House prices forecasting more judgment-based than science
ANZ Bank has looked at how nearly all economists and the Reserve Bank got house price predictions so wrong since Covid snuck into New Zealand last year.
Rewind the clock a little more than a year, and, for example, the ANZ’s forecast for double digit house price drops stand in stark contrast to the 30% plus year-on-year house price inflation that occurred.
Even the Reserve Bank has admitted its house price forecasts have been consistently wrong in the past decade.
The bank, told a parliamentary select committee earlier this month its forecasts had been off by an average of 5.2% since 2010, with house prices rising consistently higher than forecast.
It blamed higher migration and lower mortgage rates for its wrong forecasts.
So why were ANZ, the Reserve Bank and just about every other forecaster so wrong about the house price outlook?
Underlying factors
ANZ chief economist Sharon Zollner says the answer lies in how the underlying factors influencing housing evolved relative to expectations at the time, and how the macroeconomic and Covid health policy response turned out to be a much stronger stimulatory cocktail than anyone imagined.
During the first Covid lockdown and afterwards business and consumer confidence fell through the floor.
Commodity prices – a signal for global demand – plummeted; the country’s biggest export earner, international tourism, was closed for business for the foreseeable future; and a hefty chunk of the economy had just been switched off under one of the world’s most stringent lockdowns.
Zollner says the income shock associated with this looked like it was going to be the largest seen in a generation.
The view at the time was the business cycle needed all the help it could get to offset the income shock and prevent a blowout in unemployment.
“All the while, the possibility of frequent and/or prolonged alert level restrictions – along with the assumption they were more economically damaging than now believed – hung over the economy’s head in such a threatening fashion the prospect of a recovery in business confidence seemed slim.
“As the country now knows, the economy’s evolution has been much less dire than all this.”
Perhaps the main ingredient of the recovery that was underestimated was just how successful New Zealand would be at containing outbreaks and avoiding lockdown, says Zollner.
That allowed for higher-than-otherwise economic freedom and mobility, boosted confidence, and made the transmission of fiscal and monetary policy much more powerful than assumed.
“Once momentum changed direction, there was so much volatility in the data and lingering virus uncertainty that it took a while for economists and government institutions to centralise it in their outlooks.
“We now find ourselves in that same situation again, where much depends on just how successful the country is at eliminating Covid, and the data is going to be all over the show.”
Models can’t be the answer
Zollner says when it comes to forecasting house prices there is certainly no single model of “truth”.
“All models are nothing more than an extremely simplified representation of a market, and what is put in largely determines what you get out.”
She says it’s important to remember that while some models might work well most of the time, they are probably going to be pretty rubbish when the “big stuff” happens, which is precisely the time when everyone wants accurate forecasts.
“The correlations between variables you’re taking advantage of might not be all that stable in such conditions.”
In other words, models of the market are not the market and economists need to maintain a healthy scepticism of the forecasts they are producing, particularly during a significant shock such as Covid-19.
It is easy, says Zollner to develop house price models based on economic forecasts of key variables such as population growth, interest rates, income growth, and growth in the number of houses, for example.
But forecasts of these variables are likely to be wrong to some extent, and more likely to be more wrong when done in the middle of a crisis.

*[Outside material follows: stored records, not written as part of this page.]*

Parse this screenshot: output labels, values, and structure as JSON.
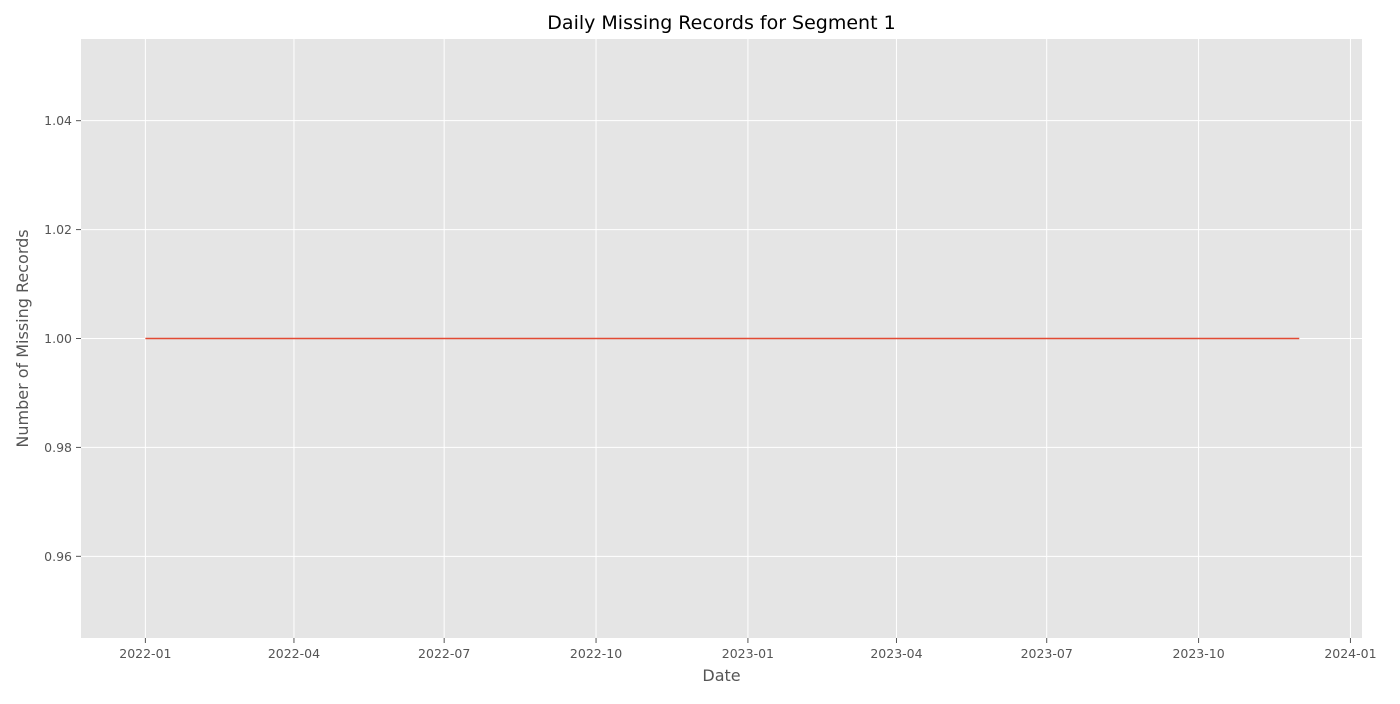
{
  "chart_data": {
    "type": "line",
    "title": "Daily Missing Records for Segment 1",
    "xlabel": "Date",
    "ylabel": "Number of Missing Records",
    "x_type": "date",
    "xlim": [
      "2021-11-23",
      "2024-01-08"
    ],
    "ylim": [
      0.945,
      1.055
    ],
    "x_ticks": [
      {
        "date": "2022-01-01",
        "label": "2022-01"
      },
      {
        "date": "2022-04-01",
        "label": "2022-04"
      },
      {
        "date": "2022-07-01",
        "label": "2022-07"
      },
      {
        "date": "2022-10-01",
        "label": "2022-10"
      },
      {
        "date": "2023-01-01",
        "label": "2023-01"
      },
      {
        "date": "2023-04-01",
        "label": "2023-04"
      },
      {
        "date": "2023-07-01",
        "label": "2023-07"
      },
      {
        "date": "2023-10-01",
        "label": "2023-10"
      },
      {
        "date": "2024-01-01",
        "label": "2024-01"
      }
    ],
    "y_ticks": [
      {
        "value": 0.96,
        "label": "0.96"
      },
      {
        "value": 0.98,
        "label": "0.98"
      },
      {
        "value": 1.0,
        "label": "1.00"
      },
      {
        "value": 1.02,
        "label": "1.02"
      },
      {
        "value": 1.04,
        "label": "1.04"
      }
    ],
    "grid": true,
    "series": [
      {
        "color": "#E24A33",
        "x": [
          "2022-01-01",
          "2023-12-01"
        ],
        "y": [
          1,
          1
        ]
      }
    ]
  },
  "colors": {
    "plot_background": "#E5E5E5",
    "grid": "#FFFFFF",
    "tick_text": "#555555",
    "label_text": "#555555",
    "title_text": "#000000"
  }
}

There are many other forces influencing housing that are not easily quantified, such as “animal spirits”, macro-prudential policy settings – eg LVR restrictions – tax policy changes – the removal of interest deductibility for investors – and compositional changes, such as the dominance of returning New Zealand citizens in recent net migration, she says.

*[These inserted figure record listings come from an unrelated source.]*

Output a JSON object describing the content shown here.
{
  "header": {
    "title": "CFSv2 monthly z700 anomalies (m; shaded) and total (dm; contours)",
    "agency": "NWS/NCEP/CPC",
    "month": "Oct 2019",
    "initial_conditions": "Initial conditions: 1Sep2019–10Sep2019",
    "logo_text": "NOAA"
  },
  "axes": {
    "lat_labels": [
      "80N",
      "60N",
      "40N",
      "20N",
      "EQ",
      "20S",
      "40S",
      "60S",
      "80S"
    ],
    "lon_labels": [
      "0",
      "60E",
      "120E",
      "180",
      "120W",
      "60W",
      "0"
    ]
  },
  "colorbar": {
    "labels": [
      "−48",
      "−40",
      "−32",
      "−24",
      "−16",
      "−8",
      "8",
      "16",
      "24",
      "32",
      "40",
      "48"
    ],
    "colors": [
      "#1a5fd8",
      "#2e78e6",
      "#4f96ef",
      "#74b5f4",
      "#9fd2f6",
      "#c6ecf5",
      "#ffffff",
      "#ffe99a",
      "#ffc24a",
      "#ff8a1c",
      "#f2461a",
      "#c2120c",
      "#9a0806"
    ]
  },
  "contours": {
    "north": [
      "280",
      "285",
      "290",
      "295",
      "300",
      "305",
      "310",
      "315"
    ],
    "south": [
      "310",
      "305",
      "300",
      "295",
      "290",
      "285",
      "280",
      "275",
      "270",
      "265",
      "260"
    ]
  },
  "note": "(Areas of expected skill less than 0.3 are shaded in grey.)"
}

“While economists do attempt to isolate and estimate the impacts of these harder-to-quantify influences, there is no way to fully capture them in the data or consider them together in a statistically robust model.
“That means we need to lean on supplementary analysis to inform our qualitative judgements that overlay our model-based forecasts – and each time we do this introduces new assumptions and uncertainties.”
Zollner says knowing what’s in the forecasting sausage hopefully helps demonstrate just how uncertain anyone’s house price forecast is, particularly at times like these.
“No-one has perfect foresight, but, dangerously, 20/20 hindsight can create that illusion, and no-one has a perfect model of the real world.
“As long as decisions that affect tomorrow need to be made today, there will always be demand for forecasts.”
She says an economist’s job is not to “sell” the one true outlook. It’s to present a central view, highlight the assumptions that feed into it, and express the uncertainties around it to help people make better informed decisions.